The President was dishonest in framing the U.S. mission merely as fighting in another country’s “civil war.” The U.S. didn’t remain in Afghanistan for 20 years to send women to school or to “nation build.”The core mission was to prevent the country from again becoming a terrorist safe haven. The Taliban’s victory will now attract thousands of young jihadists from around the world, and they will have Americans and the U.S. homeland in their sights. …
Mr. Biden was also dishonest in framing his Afghan decision as a false choice between total withdrawal and sending tens of thousands of troops again. He knows his own advisers, military and civilian, believed they could support the Afghan military with no more than a few thousand troops to supply air power and intelligence.
He also knows the U.S. hasn’t had a single casualty in more than a year in Afghanistan. Even if Mr. Biden was set on withdrawal, he could have done it based on conditions that would have given the Taliban more incentive to negotiate with the government. …
We had hoped that Mr. Biden would accept some responsibility and explain how he would fix this mess. He did none of that, making it clear that he himself is the main architect of this needless American surrender. It does not bode well for the rest of his Presidency.
I predict the word “Carteresque” will now come into vogue.
Still a chance for hostages in Kabul. Steve Sailer:
There are several thousand American citizens in Afghanistan right now. It’s possible that the Taliban, who have so far been trying to behave like a more mature, prudent organization than the puerile extremists who ran Afghanistan two decades ago, will oversee an organized evacuation that brings them credit in the eyes of the world.
Yet, it’s also possible that a hotheaded faction among the victors might carry out reprisals, rather like how in neighboring Iran in 1979, student radicals organized the taking of the U.S. Embassy staff hostage without first informing the Ayatollah Khomeini, who, upon seeing how popular it was, then endorsed it.
The Americans were always the invaders.

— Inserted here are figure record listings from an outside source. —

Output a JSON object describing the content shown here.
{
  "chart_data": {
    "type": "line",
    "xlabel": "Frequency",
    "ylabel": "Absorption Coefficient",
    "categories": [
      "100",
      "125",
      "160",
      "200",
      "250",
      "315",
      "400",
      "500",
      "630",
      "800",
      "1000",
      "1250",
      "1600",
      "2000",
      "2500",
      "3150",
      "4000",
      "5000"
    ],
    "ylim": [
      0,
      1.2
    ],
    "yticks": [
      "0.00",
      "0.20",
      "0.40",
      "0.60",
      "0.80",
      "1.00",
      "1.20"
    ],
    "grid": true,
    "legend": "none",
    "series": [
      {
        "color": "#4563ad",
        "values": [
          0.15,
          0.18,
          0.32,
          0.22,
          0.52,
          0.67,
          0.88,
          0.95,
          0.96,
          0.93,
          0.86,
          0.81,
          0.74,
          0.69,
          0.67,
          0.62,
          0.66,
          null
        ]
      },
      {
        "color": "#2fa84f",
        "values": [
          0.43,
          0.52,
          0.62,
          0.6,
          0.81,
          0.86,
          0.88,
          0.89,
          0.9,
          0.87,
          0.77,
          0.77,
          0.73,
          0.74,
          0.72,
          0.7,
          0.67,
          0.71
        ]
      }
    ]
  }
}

Sure, the Taliban were criminally negligent accessories to 9/11 by hosting Osama bin Laden (although no evidence has since emerged that they knew of this specific enormity ahead of time). So, the U.S. had every right to engage in a butcher-and-bolt punitive expedition to overthrow the Kabul regime, which we succeeded in doing in a couple of months.
But then we hung around for twenty years trying to make ourselves popular. Of course, in a country teeming with young men (Afghanistan has the highest birth rate outside of sub-Saharan Africa), being an outsider roaring around on their home turf in our Mine-Resistant Ambush Protected (MRAP) vehicles is no way to make us loved. So, among the youth of the dominant Pashtun tribe, the Taliban tended to recruit the patriots while we wound up with the parasites. …
But why didn’t self-interested Afghans at least want to be on our side in the long run? Because the Afghans knew we always had our own, much nicer country that we will eventually go home to, leaving them to the Taliban. As a rebel commander told an American in 2006, “You have all the clocks, but we have all the time.”